KRİZ YENİ BİR SİSTEM YARATACAK * Hazırlanmanın ne sakıncası olur ki? O zaman yarışmacı evde araştıracak, soruları hazırlayacak... Programın hiçbir doğallığı kalmayacak! O yüzden böyle bir sistem kurduk. Tabii montajı da zor. Çekim üç ayrı yerde yapılıyor. İki arkadaş, 53 saat hiç uyumadan montaj yapıyor.
* Yan stüdyodaki yarışmacıların kavgaları mizansen mi peki? Hayır. Hiç öyle bir şey yok. Orada yarışmacılar aileleriyle birlikteler. Sadece karşılarında televizyon var. Orada izleyip, eleştiri yapıyorlar. Mizansene gerek kalmıyor. Asla kurgulu bir şey yapılması taraftarı değilim! Çünkü insanlar doğallık arıyor. Hatta o kadar doğal ki, bir yayında olabilecek bütün aksaklıkları da görüyoruz.
* Peki ekonomik kriz dizi sektörünü de vurdu. TV kanalları, yarışmalara yöneldi. Siz bu konuda ne düşünüyorsunuz? Evet. Artık pahalı dizilerin devri kapandı. TV kanalları şimdi stüdyoya dönük işlere yöneldiler, çünkü başka çareleri yok! Bundan sonra yapılacak diziler de daha az masraflı, daha pratik şeyler olacak. Bir de sanırım, isimsiz oyuncuların devri başlayacak. Kriz yeni bir fırsat doğuracak.
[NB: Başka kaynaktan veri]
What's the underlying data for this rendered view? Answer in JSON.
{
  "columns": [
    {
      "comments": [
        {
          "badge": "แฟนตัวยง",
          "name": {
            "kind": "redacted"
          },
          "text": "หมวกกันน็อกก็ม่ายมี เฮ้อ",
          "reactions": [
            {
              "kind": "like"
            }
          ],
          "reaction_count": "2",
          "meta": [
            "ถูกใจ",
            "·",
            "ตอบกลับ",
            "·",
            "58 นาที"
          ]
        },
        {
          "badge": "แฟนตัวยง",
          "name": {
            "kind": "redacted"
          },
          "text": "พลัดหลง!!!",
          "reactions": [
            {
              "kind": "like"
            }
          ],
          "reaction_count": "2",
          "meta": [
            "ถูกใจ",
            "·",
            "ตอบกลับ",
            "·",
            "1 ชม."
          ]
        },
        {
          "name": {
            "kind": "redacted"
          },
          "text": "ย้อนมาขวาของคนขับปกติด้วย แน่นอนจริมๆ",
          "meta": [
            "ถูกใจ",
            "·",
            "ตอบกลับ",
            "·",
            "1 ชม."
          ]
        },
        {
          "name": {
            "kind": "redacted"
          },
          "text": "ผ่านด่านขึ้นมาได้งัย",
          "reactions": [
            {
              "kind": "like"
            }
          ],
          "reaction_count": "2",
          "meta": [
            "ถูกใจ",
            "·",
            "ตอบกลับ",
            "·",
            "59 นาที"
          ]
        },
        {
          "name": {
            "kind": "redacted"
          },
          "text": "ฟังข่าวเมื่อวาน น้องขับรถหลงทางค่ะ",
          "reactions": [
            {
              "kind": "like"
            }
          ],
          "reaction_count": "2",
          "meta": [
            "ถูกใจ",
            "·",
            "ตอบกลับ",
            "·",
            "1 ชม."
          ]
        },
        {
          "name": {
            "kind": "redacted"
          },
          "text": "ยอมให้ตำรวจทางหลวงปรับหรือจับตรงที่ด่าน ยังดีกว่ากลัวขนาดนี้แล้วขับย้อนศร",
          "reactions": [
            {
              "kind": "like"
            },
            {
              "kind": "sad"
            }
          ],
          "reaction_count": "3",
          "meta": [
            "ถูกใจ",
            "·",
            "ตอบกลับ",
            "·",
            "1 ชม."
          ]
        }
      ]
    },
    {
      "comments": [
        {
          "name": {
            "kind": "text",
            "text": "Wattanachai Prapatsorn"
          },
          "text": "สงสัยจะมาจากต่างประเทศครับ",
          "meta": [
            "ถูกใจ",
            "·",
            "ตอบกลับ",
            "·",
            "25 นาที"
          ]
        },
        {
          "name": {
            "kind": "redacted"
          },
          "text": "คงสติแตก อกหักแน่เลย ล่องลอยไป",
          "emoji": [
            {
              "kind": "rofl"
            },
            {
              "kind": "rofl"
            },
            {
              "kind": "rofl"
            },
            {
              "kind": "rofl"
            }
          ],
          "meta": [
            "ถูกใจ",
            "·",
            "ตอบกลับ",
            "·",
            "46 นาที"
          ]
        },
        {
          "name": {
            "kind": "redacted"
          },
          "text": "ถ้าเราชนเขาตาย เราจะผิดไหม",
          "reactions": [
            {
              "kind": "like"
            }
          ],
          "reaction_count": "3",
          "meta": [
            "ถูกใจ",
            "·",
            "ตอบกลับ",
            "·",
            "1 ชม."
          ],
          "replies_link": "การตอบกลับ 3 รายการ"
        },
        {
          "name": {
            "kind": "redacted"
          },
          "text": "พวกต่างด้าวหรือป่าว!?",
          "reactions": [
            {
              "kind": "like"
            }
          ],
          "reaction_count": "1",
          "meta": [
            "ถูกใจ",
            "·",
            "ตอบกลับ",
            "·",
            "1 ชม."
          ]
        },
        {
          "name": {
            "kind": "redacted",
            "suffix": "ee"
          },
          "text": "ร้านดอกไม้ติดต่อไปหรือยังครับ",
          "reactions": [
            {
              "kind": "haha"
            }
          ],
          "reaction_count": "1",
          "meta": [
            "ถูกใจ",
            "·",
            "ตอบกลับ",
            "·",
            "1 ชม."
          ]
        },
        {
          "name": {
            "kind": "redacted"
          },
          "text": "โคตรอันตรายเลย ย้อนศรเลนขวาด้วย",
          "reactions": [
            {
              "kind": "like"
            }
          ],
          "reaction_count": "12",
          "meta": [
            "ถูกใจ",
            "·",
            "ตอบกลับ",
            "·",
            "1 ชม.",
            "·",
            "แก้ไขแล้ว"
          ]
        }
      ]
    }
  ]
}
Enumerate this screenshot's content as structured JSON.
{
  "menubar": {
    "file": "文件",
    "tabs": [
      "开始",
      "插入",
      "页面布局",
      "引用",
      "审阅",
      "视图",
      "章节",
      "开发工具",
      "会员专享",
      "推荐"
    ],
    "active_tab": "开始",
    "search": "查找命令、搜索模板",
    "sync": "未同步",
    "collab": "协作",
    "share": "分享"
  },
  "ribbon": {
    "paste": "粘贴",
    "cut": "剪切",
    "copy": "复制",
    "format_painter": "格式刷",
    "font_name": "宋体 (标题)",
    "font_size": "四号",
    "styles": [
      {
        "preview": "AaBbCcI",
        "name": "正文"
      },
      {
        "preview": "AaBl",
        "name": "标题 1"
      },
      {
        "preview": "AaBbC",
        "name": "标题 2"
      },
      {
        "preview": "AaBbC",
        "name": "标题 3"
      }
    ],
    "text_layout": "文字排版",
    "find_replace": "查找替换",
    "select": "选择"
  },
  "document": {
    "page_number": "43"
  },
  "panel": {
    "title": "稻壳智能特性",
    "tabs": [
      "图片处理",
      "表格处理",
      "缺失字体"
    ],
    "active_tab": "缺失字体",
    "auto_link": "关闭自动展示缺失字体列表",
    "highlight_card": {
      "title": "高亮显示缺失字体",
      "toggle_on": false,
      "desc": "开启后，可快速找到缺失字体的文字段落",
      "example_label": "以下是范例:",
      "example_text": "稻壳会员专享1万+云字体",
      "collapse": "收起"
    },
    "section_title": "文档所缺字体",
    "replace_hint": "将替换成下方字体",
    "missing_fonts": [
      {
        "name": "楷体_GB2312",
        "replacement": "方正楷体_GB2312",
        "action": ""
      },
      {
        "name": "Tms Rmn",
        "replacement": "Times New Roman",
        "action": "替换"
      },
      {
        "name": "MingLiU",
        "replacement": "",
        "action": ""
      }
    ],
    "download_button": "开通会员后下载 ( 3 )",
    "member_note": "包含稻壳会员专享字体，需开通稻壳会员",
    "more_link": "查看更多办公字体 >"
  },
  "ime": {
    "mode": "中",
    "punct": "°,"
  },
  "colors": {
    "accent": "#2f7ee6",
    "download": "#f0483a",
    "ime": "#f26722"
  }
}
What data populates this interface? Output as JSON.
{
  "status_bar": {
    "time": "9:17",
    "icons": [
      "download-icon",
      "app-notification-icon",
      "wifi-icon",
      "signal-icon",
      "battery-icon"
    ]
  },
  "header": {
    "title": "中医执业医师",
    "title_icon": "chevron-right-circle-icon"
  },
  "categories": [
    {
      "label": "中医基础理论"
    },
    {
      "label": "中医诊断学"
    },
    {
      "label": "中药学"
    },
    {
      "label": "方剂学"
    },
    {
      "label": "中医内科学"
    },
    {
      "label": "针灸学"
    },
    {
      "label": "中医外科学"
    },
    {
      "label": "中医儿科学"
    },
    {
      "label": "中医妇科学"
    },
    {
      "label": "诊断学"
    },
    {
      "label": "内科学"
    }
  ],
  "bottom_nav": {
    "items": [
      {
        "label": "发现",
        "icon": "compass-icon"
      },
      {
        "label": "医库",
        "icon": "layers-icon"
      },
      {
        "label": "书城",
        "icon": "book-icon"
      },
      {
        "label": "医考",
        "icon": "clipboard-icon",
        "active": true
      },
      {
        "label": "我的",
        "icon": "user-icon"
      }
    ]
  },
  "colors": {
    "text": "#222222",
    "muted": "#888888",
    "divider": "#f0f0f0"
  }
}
* Kanal kurma projesinden tamamen mi vazgeçtiniz? Türkiye'deki şartlar elverdiği anda yayına geçeceğiz. Öyle bir kanala çok ihtiyaç var. Onu da bizden başkası yapmasın zaten... Çünkü bu magazin- aktüalite işi gerçekten hammallık. O hammallıkla da bizden başka kimse uğraşmaz. Türkiye'de tamamen magazin haberleri veren bir kanal yok! Biz 24 saat canlı bir kanal düşünüyorduk. Yani dışarıdaki muhabirlerimiz çekecek, biz hemen yayına sokacağız... Zor bir iş.
* Show TV'ye açtığınız 17 Milyon TL'lik davanız ne oldu? Dava devam ediyor. Türkiye'de davalar ağır gidiyor, biliyorsunuz. Bir yıldır devam ediyor. Daha nereden baksanız iki sene daha sürer.